On this page, you will find frequently asked questions regarding non-active medical device registration in China. The FAQ list is updating…
Q: In the biocompatibility evaluation study of dressing products, what should be paid attention to in the preparation of the extraction solution and the selection of the evaluation items?
Regarding the preparation of the extraction solution, the extraction time should take into account the actual clinical use time of the product. In addition, the liquid absorbable product should consider its absorption capacity. Regarding the selection of the evaluation items, the human body cumulative contact time shall be considered.
Q: For the sterilization validation report, can the applicant use the sterilization validation data of other similar products to support the declaration?
If the sterilization validation report of similar product can cover the declared product after considering the risks for materials, structural composition, primary packaging, bioburden, and etc., the applicant can use the sterilization validation report of similar product as supporting documents. However, special attention should be paid to the impact of differences on the sterilization risk. The demonstrative documents should be submitted together with the sterilization validation report.
Q: Is it necessary to submit technical documents when applying change registration for shortening shelf-life of the product?
Although the risk of decline in quality of the product is reduced after shortening the shelf-life, the applicant is advised to provide rationale and necessary supporting information when applying change registration, such as test report and verification documents for real-time stability.
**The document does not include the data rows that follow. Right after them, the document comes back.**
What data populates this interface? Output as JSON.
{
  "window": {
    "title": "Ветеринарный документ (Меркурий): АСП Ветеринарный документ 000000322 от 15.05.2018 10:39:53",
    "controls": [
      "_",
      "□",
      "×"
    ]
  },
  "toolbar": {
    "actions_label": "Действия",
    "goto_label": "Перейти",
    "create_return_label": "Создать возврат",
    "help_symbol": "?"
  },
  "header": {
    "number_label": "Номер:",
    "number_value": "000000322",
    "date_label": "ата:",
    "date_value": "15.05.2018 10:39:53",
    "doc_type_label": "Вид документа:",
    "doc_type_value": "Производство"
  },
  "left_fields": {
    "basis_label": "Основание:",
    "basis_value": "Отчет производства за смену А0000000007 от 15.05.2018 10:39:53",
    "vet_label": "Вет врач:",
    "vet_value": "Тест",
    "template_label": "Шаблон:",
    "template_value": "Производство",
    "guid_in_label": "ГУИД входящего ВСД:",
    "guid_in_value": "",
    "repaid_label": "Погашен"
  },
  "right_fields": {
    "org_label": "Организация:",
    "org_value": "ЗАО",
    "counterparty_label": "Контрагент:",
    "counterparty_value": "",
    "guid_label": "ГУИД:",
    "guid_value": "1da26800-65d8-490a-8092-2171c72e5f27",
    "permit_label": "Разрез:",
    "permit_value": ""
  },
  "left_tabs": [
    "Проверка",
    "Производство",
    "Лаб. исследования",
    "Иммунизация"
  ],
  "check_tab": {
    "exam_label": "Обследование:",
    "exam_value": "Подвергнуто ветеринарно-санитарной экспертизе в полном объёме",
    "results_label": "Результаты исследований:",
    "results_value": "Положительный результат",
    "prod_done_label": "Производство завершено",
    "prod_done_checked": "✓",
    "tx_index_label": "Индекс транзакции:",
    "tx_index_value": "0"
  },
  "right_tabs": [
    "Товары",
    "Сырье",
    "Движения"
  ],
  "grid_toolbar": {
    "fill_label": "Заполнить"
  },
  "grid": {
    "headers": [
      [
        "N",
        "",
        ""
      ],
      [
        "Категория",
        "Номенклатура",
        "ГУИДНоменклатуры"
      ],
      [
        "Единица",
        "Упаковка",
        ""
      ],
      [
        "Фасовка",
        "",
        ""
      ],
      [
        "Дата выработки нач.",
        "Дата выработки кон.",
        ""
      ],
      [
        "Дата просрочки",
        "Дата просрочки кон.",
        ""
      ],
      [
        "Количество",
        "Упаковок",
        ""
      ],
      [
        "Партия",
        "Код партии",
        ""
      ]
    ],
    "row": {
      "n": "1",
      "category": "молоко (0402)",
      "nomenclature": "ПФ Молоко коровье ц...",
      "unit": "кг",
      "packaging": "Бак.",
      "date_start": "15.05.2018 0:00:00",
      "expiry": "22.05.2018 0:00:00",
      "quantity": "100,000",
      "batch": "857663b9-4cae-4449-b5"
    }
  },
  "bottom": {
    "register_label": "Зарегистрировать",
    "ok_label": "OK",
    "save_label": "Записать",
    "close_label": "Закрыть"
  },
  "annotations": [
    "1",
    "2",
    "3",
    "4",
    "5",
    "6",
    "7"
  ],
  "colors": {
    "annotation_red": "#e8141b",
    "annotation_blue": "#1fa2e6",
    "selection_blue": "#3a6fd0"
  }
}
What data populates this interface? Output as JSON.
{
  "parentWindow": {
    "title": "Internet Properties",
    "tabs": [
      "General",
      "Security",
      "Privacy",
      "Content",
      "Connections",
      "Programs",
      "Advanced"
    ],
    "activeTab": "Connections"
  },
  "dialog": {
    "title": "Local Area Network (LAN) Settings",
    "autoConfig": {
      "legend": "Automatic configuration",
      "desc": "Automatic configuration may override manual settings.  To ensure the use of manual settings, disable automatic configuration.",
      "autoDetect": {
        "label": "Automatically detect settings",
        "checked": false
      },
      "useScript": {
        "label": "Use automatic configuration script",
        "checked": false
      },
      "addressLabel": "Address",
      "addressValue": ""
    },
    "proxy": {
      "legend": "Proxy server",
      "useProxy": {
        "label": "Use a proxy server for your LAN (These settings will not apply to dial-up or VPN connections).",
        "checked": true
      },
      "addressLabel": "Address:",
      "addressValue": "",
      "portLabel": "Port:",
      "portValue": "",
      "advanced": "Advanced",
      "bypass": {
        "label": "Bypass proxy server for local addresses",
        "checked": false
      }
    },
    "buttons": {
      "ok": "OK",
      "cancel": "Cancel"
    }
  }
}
Q: When the product is seeking approval outside of China, the international multi-center clinical trials included Chinese population clinical data. When submitting the registration to NMPA, is it acceptable to submit this clinical trial report/data directly without the rationale of racial differences?
Data from overseas multi-center clinical trials can be accepted as clinical evaluation documents in the process of registration in NMPA. But need to demonstrate the clinical data could prove the safety and effectiveness of the product to be used in China according to the “Technical Guiding Principles for Accepting Medical Device Overseas Clinical Trial Data”. The overseas clinical data should be recognized in accordance with ethical, legal, and scientific principles. The differences in technical review requirements, population and clinical trial conditions should be considered. The racial difference is only one of them.
Q: What kind of dossier is required to prove the hemostatic mechanism for the absorbable hemostatic products?
Applicants should submit technical or supporting documents that can prove or explain the principle of hemostasis, describe how the product affects the hemostaric process, and the advantages of the product in the hemostatic process, confirm whether the application of the hemostatic mechanism combined with product is scientific and reasonable. Collect and summarize domestic and foreign research literature that support the principle of hemostasis, and submit these scientific literature in both English and Chinese. Clarify whether products with same hemostatic principle have been marketed in domestic and overseas, and investigate whether the product can cause adverse reactions such as thrombosis, coagulopathy, and etc.